The Multitrait-Multimethod Model

In social sciences, there is known to be a number of measurement tools which measure a trait. In theory, the same trait which is measured by different methods is supposed to be correlated with one another. One of the best ways to carry out valid measurements for any observed variant is to use different methods to discover different traits. For this purpose, Campbell and Fiske (1959) have put forth multitrait-multimethod model (MTMM). This approach includes use of multiple methods and traits.
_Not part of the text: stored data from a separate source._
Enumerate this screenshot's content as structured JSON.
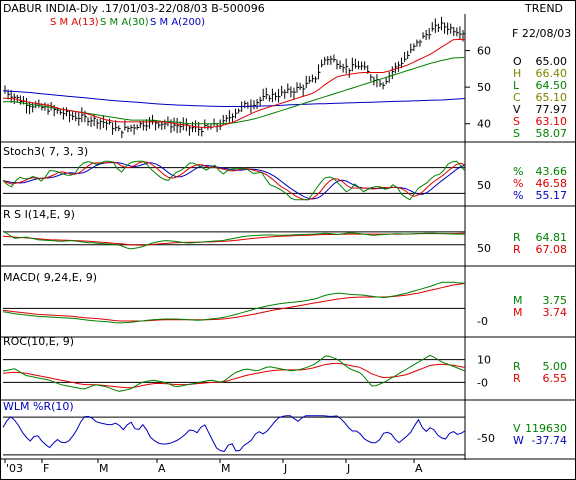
{
  "header": {
    "title": "DABUR INDIA-Dly .17/01/03-22/08/03  B-500096",
    "trend": "TREND",
    "date": "F 22/08/03"
  },
  "colors": {
    "black": "#000000",
    "red": "#e00000",
    "green": "#008000",
    "blue": "#0000c0"
  },
  "chart_data": [
    {
      "type": "line",
      "panel": "price",
      "series_labels": [
        {
          "name": "S M A(13)",
          "color": "#e00000"
        },
        {
          "name": "S M A(30)",
          "color": "#008000"
        },
        {
          "name": "S M A(200)",
          "color": "#0000c0"
        }
      ],
      "yticks": [
        40,
        50,
        60
      ],
      "ylim": [
        35,
        70
      ],
      "readout": [
        {
          "k": "O",
          "v": "65.00",
          "color": "#000000"
        },
        {
          "k": "H",
          "v": "66.40",
          "color": "#808000"
        },
        {
          "k": "L",
          "v": "64.50",
          "color": "#008000"
        },
        {
          "k": "C",
          "v": "65.10",
          "color": "#808000"
        },
        {
          "k": "V",
          "v": "77.97",
          "color": "#000000"
        },
        {
          "k": "S",
          "v": "63.10",
          "color": "#e00000"
        },
        {
          "k": "S",
          "v": "58.07",
          "color": "#008000"
        }
      ],
      "x_months": [
        "'03",
        "F",
        "M",
        "A",
        "M",
        "J",
        "J",
        "A"
      ],
      "close_series": [
        49,
        47,
        45.5,
        44.5,
        44,
        43,
        42,
        41.5,
        41,
        40,
        38,
        39,
        40,
        40.5,
        40,
        39.5,
        39,
        38.5,
        39,
        40,
        43,
        45,
        46,
        47.5,
        48,
        49,
        50,
        52,
        58,
        57,
        55,
        56,
        53,
        51,
        55,
        58,
        62,
        65,
        67,
        66,
        65
      ],
      "sma13": [
        47,
        46.8,
        46,
        45.5,
        45,
        44,
        43.5,
        43,
        42,
        41,
        40.5,
        40.5,
        40.5,
        40.5,
        40.5,
        40,
        39.5,
        39,
        39,
        39.5,
        40.5,
        42,
        43.5,
        44.5,
        45.5,
        46.5,
        47.5,
        48.5,
        51,
        53,
        53.5,
        54,
        54,
        54,
        55,
        56,
        57.5,
        59,
        61,
        63,
        63.1
      ],
      "sma30": [
        46,
        46,
        45.5,
        45,
        44.5,
        44,
        43.5,
        43,
        42.5,
        42,
        41.5,
        41,
        41,
        41,
        40.5,
        40.5,
        40,
        40,
        40,
        40,
        40.2,
        40.8,
        41.5,
        42.5,
        43.5,
        44.5,
        45.5,
        46.5,
        47.5,
        48.5,
        49.5,
        50.5,
        51.5,
        52.5,
        53.5,
        54.5,
        55.5,
        56.5,
        57.3,
        58,
        58.1
      ],
      "sma200": [
        49,
        48.8,
        48.6,
        48.3,
        48,
        47.7,
        47.4,
        47.1,
        46.8,
        46.5,
        46.2,
        46,
        45.8,
        45.5,
        45.3,
        45.1,
        45,
        44.9,
        44.8,
        44.7,
        44.7,
        44.7,
        44.8,
        44.9,
        45,
        45.2,
        45.3,
        45.4,
        45.5,
        45.6,
        45.7,
        45.8,
        45.9,
        46,
        46.1,
        46.2,
        46.3,
        46.4,
        46.5,
        46.7,
        46.9
      ]
    },
    {
      "type": "line",
      "panel": "stochastic",
      "label": "Stoch3( 7, 3, 3)",
      "ytick": "50",
      "ylim": [
        0,
        100
      ],
      "readout": [
        {
          "k": "%",
          "v": "43.66",
          "color": "#008000"
        },
        {
          "k": "%",
          "v": "46.58",
          "color": "#e00000"
        },
        {
          "k": "%",
          "v": "55.17",
          "color": "#0000c0"
        }
      ]
    },
    {
      "type": "line",
      "panel": "rsi",
      "label": "R S I(14,E, 9)",
      "ytick": "50",
      "ylim": [
        0,
        100
      ],
      "readout": [
        {
          "k": "R",
          "v": "64.81",
          "color": "#008000"
        },
        {
          "k": "R",
          "v": "67.08",
          "color": "#e00000"
        }
      ],
      "rsi": [
        72,
        55,
        58,
        52,
        50,
        48,
        50,
        46,
        44,
        42,
        40,
        30,
        35,
        45,
        50,
        48,
        44,
        46,
        48,
        50,
        55,
        60,
        62,
        63,
        62,
        63,
        64,
        65,
        67,
        64,
        68,
        66,
        62,
        64,
        66,
        65,
        66,
        67,
        66,
        65,
        64.8
      ],
      "signal": [
        60,
        58,
        56,
        54,
        52,
        51,
        50,
        49,
        47,
        45,
        43,
        40,
        39,
        41,
        43,
        45,
        46,
        46,
        47,
        48,
        50,
        53,
        56,
        58,
        60,
        61,
        62,
        63,
        64,
        64,
        65,
        65,
        65,
        65,
        65,
        65,
        66,
        66,
        66,
        66,
        67.1
      ]
    },
    {
      "type": "line",
      "panel": "macd",
      "label": "MACD( 9,24,E, 9)",
      "ytick": "-0",
      "ylim": [
        -4,
        5
      ],
      "readout": [
        {
          "k": "M",
          "v": "3.75",
          "color": "#008000"
        },
        {
          "k": "M",
          "v": "3.74",
          "color": "#e00000"
        }
      ],
      "macd": [
        -0.5,
        -0.8,
        -1.0,
        -1.2,
        -1.3,
        -1.4,
        -1.5,
        -1.7,
        -1.9,
        -2.0,
        -2.2,
        -2.1,
        -1.9,
        -1.7,
        -1.6,
        -1.6,
        -1.7,
        -1.8,
        -1.6,
        -1.4,
        -1.0,
        -0.5,
        0.0,
        0.4,
        0.7,
        0.9,
        1.1,
        1.4,
        2.0,
        2.3,
        2.1,
        2.0,
        1.8,
        1.6,
        1.9,
        2.3,
        2.8,
        3.3,
        3.9,
        3.9,
        3.75
      ],
      "signal": [
        -0.3,
        -0.5,
        -0.7,
        -0.9,
        -1.0,
        -1.1,
        -1.2,
        -1.4,
        -1.5,
        -1.7,
        -1.9,
        -1.9,
        -1.9,
        -1.8,
        -1.7,
        -1.7,
        -1.7,
        -1.7,
        -1.7,
        -1.6,
        -1.4,
        -1.1,
        -0.8,
        -0.4,
        -0.1,
        0.2,
        0.5,
        0.8,
        1.1,
        1.4,
        1.6,
        1.7,
        1.7,
        1.7,
        1.8,
        2.0,
        2.3,
        2.7,
        3.1,
        3.5,
        3.74
      ]
    },
    {
      "type": "line",
      "panel": "roc",
      "label": "ROC(10,E, 9)",
      "yticks": [
        "10",
        "-0"
      ],
      "ylim": [
        -6,
        16
      ],
      "readout": [
        {
          "k": "R",
          "v": "5.00",
          "color": "#008000"
        },
        {
          "k": "R",
          "v": "6.55",
          "color": "#e00000"
        }
      ],
      "roc": [
        5,
        6,
        3,
        2,
        1,
        -1,
        -2,
        -3,
        -1,
        -2,
        -4,
        -3,
        0,
        1,
        0,
        -2,
        -1,
        0,
        1,
        0,
        4,
        6,
        5,
        7,
        6,
        5,
        6,
        8,
        12,
        10,
        6,
        4,
        -2,
        0,
        3,
        6,
        9,
        12,
        9,
        7,
        5
      ],
      "signal": [
        4,
        4.5,
        4,
        3,
        2,
        1,
        0,
        -1,
        -1,
        -1.5,
        -2,
        -2.5,
        -1.5,
        -0.5,
        -0.5,
        -1,
        -1,
        -0.5,
        0,
        0,
        1.5,
        3,
        4,
        5,
        5.5,
        5.5,
        5.5,
        6.5,
        8,
        8.5,
        7.5,
        6.5,
        3.5,
        2,
        2.5,
        3.5,
        5.5,
        7.5,
        8,
        7.5,
        6.55
      ]
    },
    {
      "type": "line",
      "panel": "williams",
      "label": "WLM %R(10)",
      "ytick": "-50",
      "ylim": [
        -100,
        0
      ],
      "readout": [
        {
          "k": "V",
          "v": "119630",
          "color": "#008000"
        },
        {
          "k": "W",
          "v": "-37.74",
          "color": "#0000c0"
        }
      ]
    }
  ]
}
Both convergent validity and discriminant validity studies are made in structure validity studies with MTMM and these studies show effect of applied methods (Campell & Fiske,1959). Convergent validity is put into perspective when there is one trait and two methods while discriminant validity is put into perspective with multiple traits and a single method (Höfling et al., 2009). Different structures are defined with the same methods, afterwards measurements for each structure are obtained with each method and their correlation with each other is calculated. Final correlation coefficients are defined as being one of either convergent validity coefficient or discriminant validity coefficient. Correlation between the measurements of the same structure is observed by using different methods in convergent validity coefficient and correlation is expected to be high. On the other hand, in discriminant validity coefficient, correlation between different structures is observed by using the same measurement method or different methods; correlation is expected to be lower than convergent validity coefficient (Campell & Fiske,1959).

Methodology

Research Goal

Objective of this study is to analyze contextual and task performance evaluations by self-ratings and supervisor ratings via multitrait-multimethod analyses.

Research Hypotheses

H1: After controlling for the method factors, trait dimensions of performance which are named as the task and contextual performance can be differentiated.
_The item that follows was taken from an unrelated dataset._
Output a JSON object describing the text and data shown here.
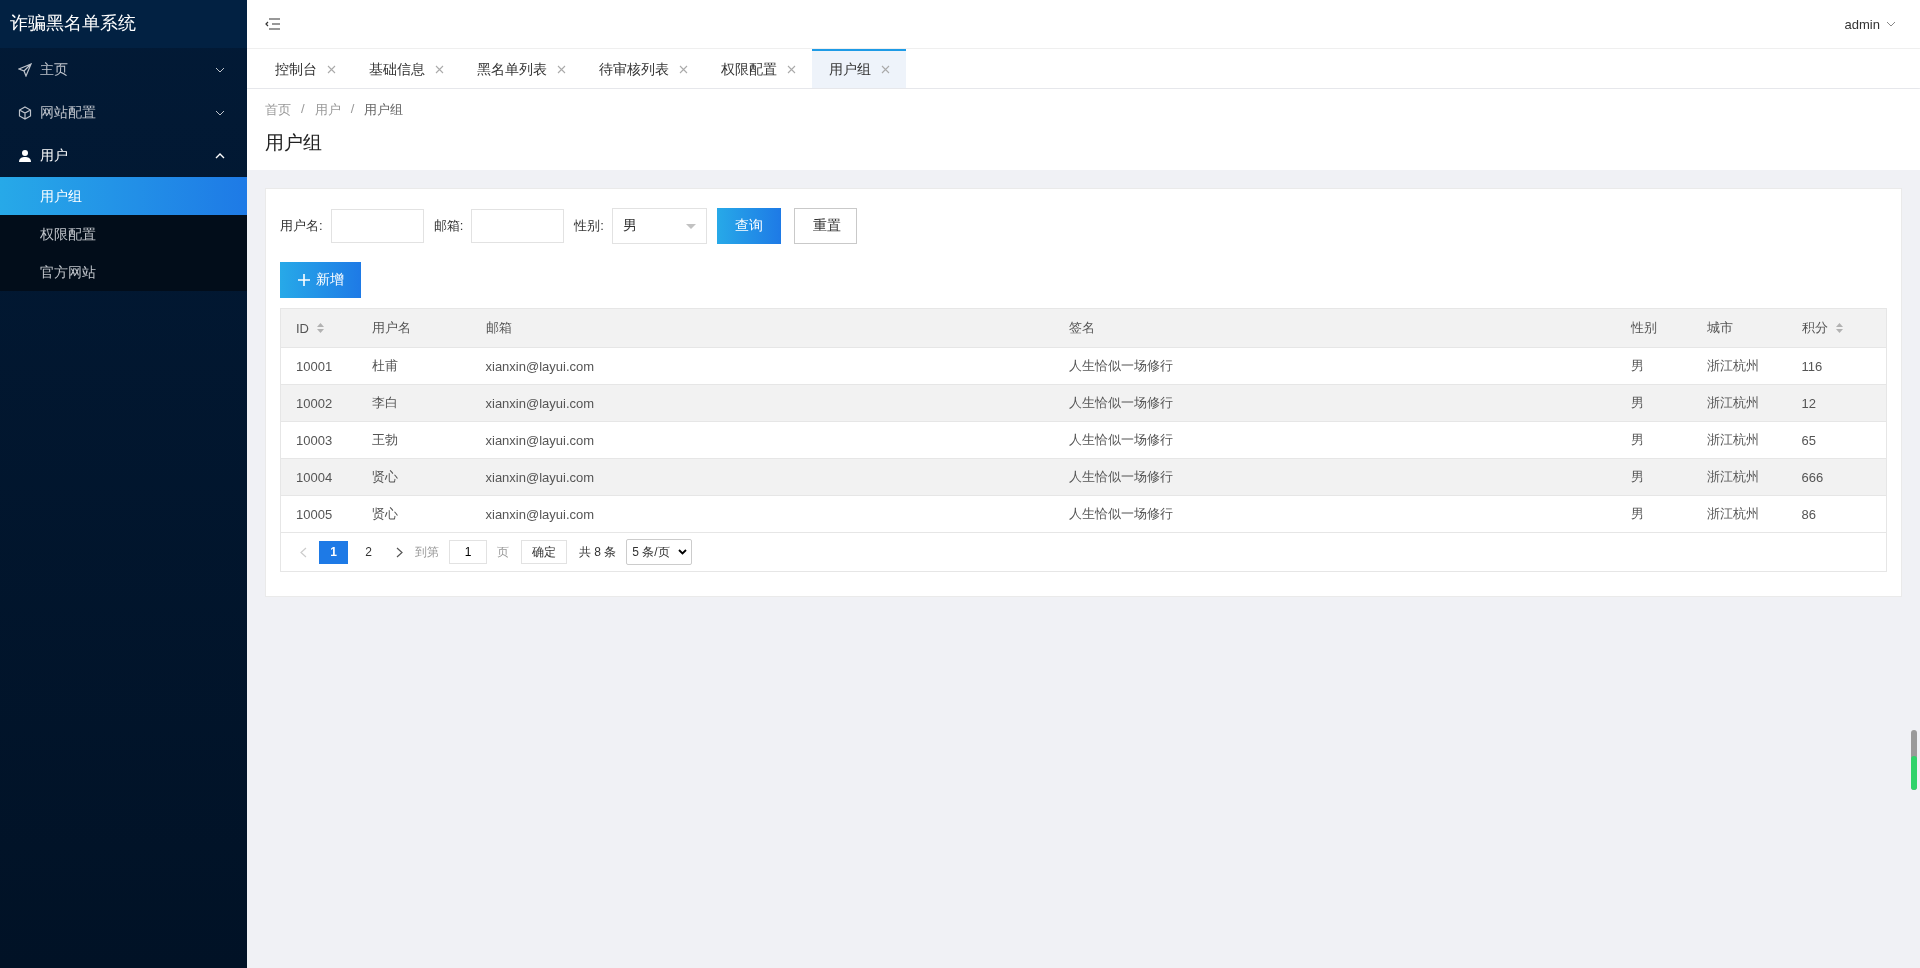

H2: The measurement of task and contextual performance will be invariant across self-ratings and supervisor-ratings.

Sample and Data Collection

486 medical personnel and 61 supervisors who work for public hospitals in İstanbul constitute the sample of the study. Questionnaires were handed over and collected by the surveyor. Medical staff and staff in charge of the services in the hospitals were interviewed in person, were informed about the study, and how to fill the questionnaire was explained to them elaborately. Afterwards names and questionnaire numbers of every volunteer who accepted to participate in the study from each service were noted down on a small notepaper and mentioned paper was handed over to the superior. The supervisor wrote down the questionnaire number of whichever subordinate he would evaluate on the questionnaire form and destroyed this paper. By this way, data of the supervisor and subordinate were combined. In order to maintain confidentiality of the information, sealed envelopes were handed over to both the supervisor and the subordinates, and participants submitted the questionnaire form to the surveyor in a closed envelope. SPSS 23 and AMOS 23 were used for analysis of the data.

Measures

The scale which was developed to measure job performance by Goodman and Svyantek (1999) was used in the study. While subordinates evaluated their own performance through this scale, supervisors evaluated their subordinates’ performances through the same scale. Originally first 16 points of this scale constitute contextual performance while the last 9 constitute task performance. Contextual performance constitutes of two sub dimensions. However, only “altruism” sub dimension comprising of 7 points was used as part of this study. Here are a couple of points from the scale: “Helps other employees with their work when they have been absent.” and “Takes initiative to orient new employees to the department even though it is not a part of his/her job description.” On the other hand, task performance does not have any sub dimensions. “Achieves the objectives of the job.” and “Performs well in the overall job by carrying out tasks as expected.” are examples of the points in this scale. Likert Scale, which is originally a 7-point scale, was transformed into a 6-point scale as part of this study (1= Strongly Disagree; 6= Strongly Agree). Lower points from the scale show lower performance level while higher points show higher performance level.

Results

Firstly, we ran preliminary CFAs to test the factor structure of task and contextual performance separately for self-ratings and supervisor-ratings. We examined six models. These are:

  • One-factor model where all task and contextual performance items loaded on a general performance factors for self-ratings and supervisor-ratings (Model 1 and Model 4).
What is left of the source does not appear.